In fact, one of the most often quoted applications of XSL is to convert documents from XML into HTML. Unless this is used as a temporary measure, awaiting the day when full XML support will be available in the common Web browsers, this use of XML seems to introduce an extra layer of complication.
The simplest application of XML is to non textual, but numerical data (N.B. not binary data!). HEP is full of this, and it is no wonder that there are now many examples of physicists at CERN who are turning to XML as a general purpose data description language.
Some examples are described in the following.
WIRED is a system for displaying events (i.e. particle tracks, hits) from a collision inside a detector. The data on the display can be manipulated in many ways: one can zoom in and out, look at specialized projections, hide parts from the display and so on. In the figure below you can see hits on wires in a tracking chamber with a few reconstructed tracks.
Tracks generated by a Monte Carlo simulation program can be distinguished from reconstructed tracks by changing their colour or representation. WIRED is written in Java. To get the event and detector data (i.e. the coordinates of points, lines and polygons) into WIRED, WIRED has to be integrated into an analysis program (which then needs to be written in Java), or the data should be supplied in an application independent form such as XML. An XML loader has to be written that knows how to represent a <polygon> on the screen.

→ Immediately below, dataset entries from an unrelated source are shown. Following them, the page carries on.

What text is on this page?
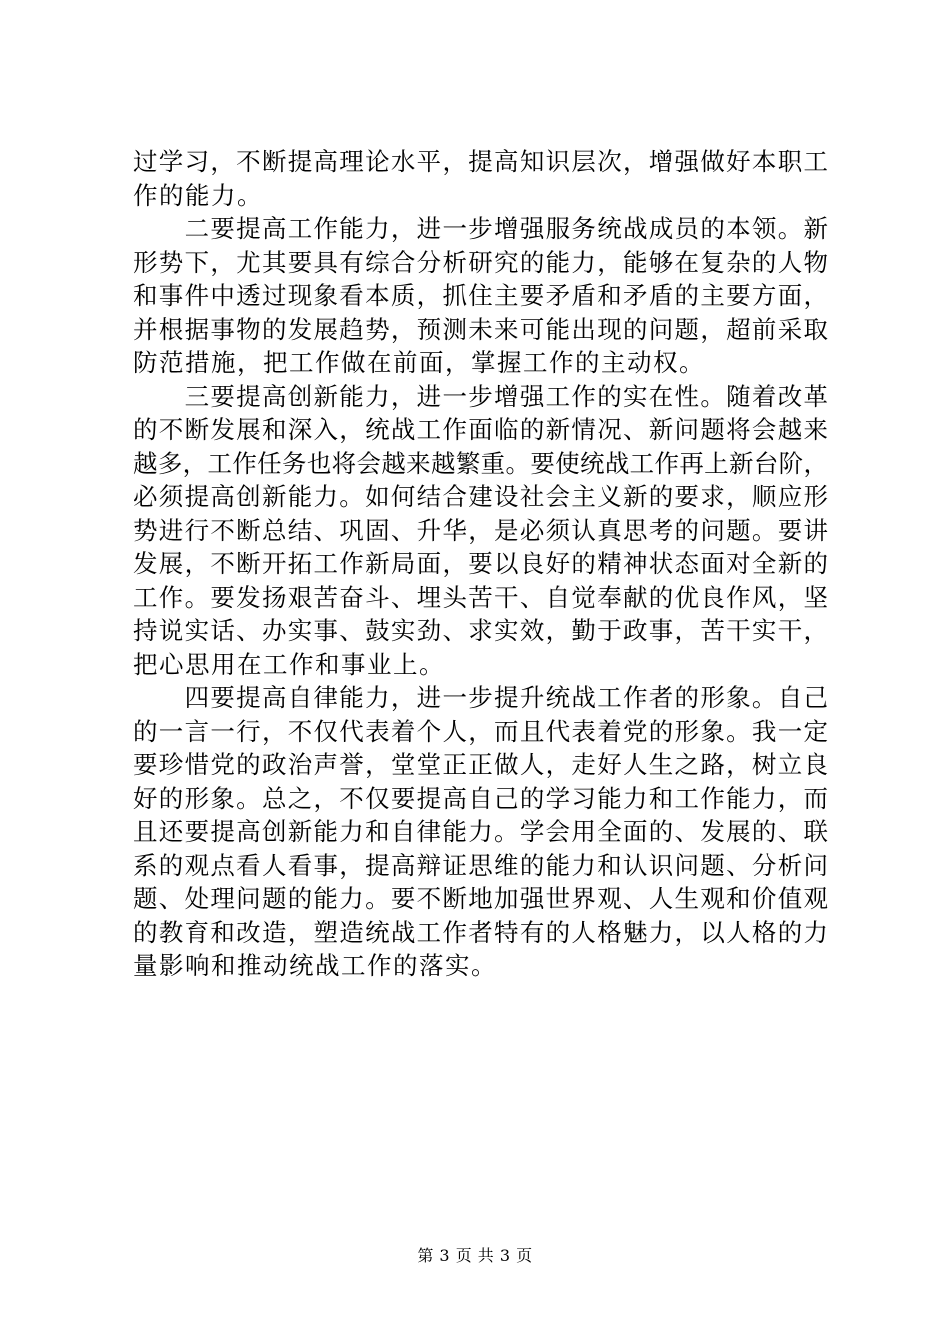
过学习，不断提高理论水平，提高知识层次，增强做好本职工
作的能力。
　　二要提高工作能力，进一步增强服务统战成员的本领。新
形势下，尤其要具有综合分析研究的能力，能够在复杂的人物
和事件中透过现象看本质，抓住主要矛盾和矛盾的主要方面，
并根据事物的发展趋势，预测未来可能出现的问题，超前采取
防范措施，把工作做在前面，掌握工作的主动权。
　　三要提高创新能力，进一步增强工作的实在性。随着改革
的不断发展和深入，统战工作面临的新情况、新问题将会越来
越多，工作任务也将会越来越繁重。要使统战工作再上新台阶，
必须提高创新能力。如何结合建设社会主义新的要求，顺应形
势进行不断总结、巩固、升华，是必须认真思考的问题。要讲
发展，不断开拓工作新局面，要以良好的精神状态面对全新的
工作。要发扬艰苦奋斗、埋头苦干、自觉奉献的优良作风，坚
持说实话、办实事、鼓实劲、求实效，勤于政事，苦干实干，
把心思用在工作和事业上。
　　四要提高自律能力，进一步提升统战工作者的形象。自己
的一言一行，不仅代表着个人，而且代表着党的形象。我一定
要珍惜党的政治声誉，堂堂正正做人，走好人生之路，树立良
好的形象。总之，不仅要提高自己的学习能力和工作能力，而
且还要提高创新能力和自律能力。学会用全面的、发展的、联
系的观点看人看事，提高辩证思维的能力和认识问题、分析问
题、处理问题的能力。要不断地加强世界观、人生观和价值观
的教育和改造，塑造统战工作者特有的人格魅力，以人格的力
量影响和推动统战工作的落实。
第 3 页 共 3 页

Traditionally, experiments have built their own event displays. The big advantage of this way of working is that the WIRED developers can concentrate and apply their expertise to the very specialized domain of event visualization, while the problem of getting the data into the system is handled once, by XML. The WIRED client, an experiment, only has to write its data out in XML form (possibly via a Web server). In principle any experiment can do this.
Detector Description Persistency in Gaudi
Within the Gaudi framework, the LHCb experiment is using XML as a persistent way to store its detector description. The detector material and 3D geometry C++ objects (following the Geant 4 structure) are converted to XML for saving in a transient data store, to facilitate independent editing and creation by graphic XML tools. The following mapping between C++ objects and XML was used:
The advantage of using XML is that the detector geometry can be easily modified (e.g. adding a new subdetector) using an XML editor; and it can be easily mapped in both directions onto programmatic datastructures. A drawback is that there is no equivalence of neither methods nor inheritance in XML. This means that if a new C++ subclass is added, the XML DTD needs to be modified, and it is not easy to automate this.
The impact of these developments on library procedures will be indirect, as it will enhance people's awareness about XML, and reduce the learning curve for using XML for textual documents.
XML is a very interesting technology that is being applied in a number of places to describe data in an application-independent way. Applications of XML to documents will bring clear benefits to the library, but in the absence of easy tools to save documents as XML with a corresponding stylesheet, people will continue to use PDF and PostScript for distributing formatted documents on the Web. For mathematical texts, despite the existence of MML, it may take even longer.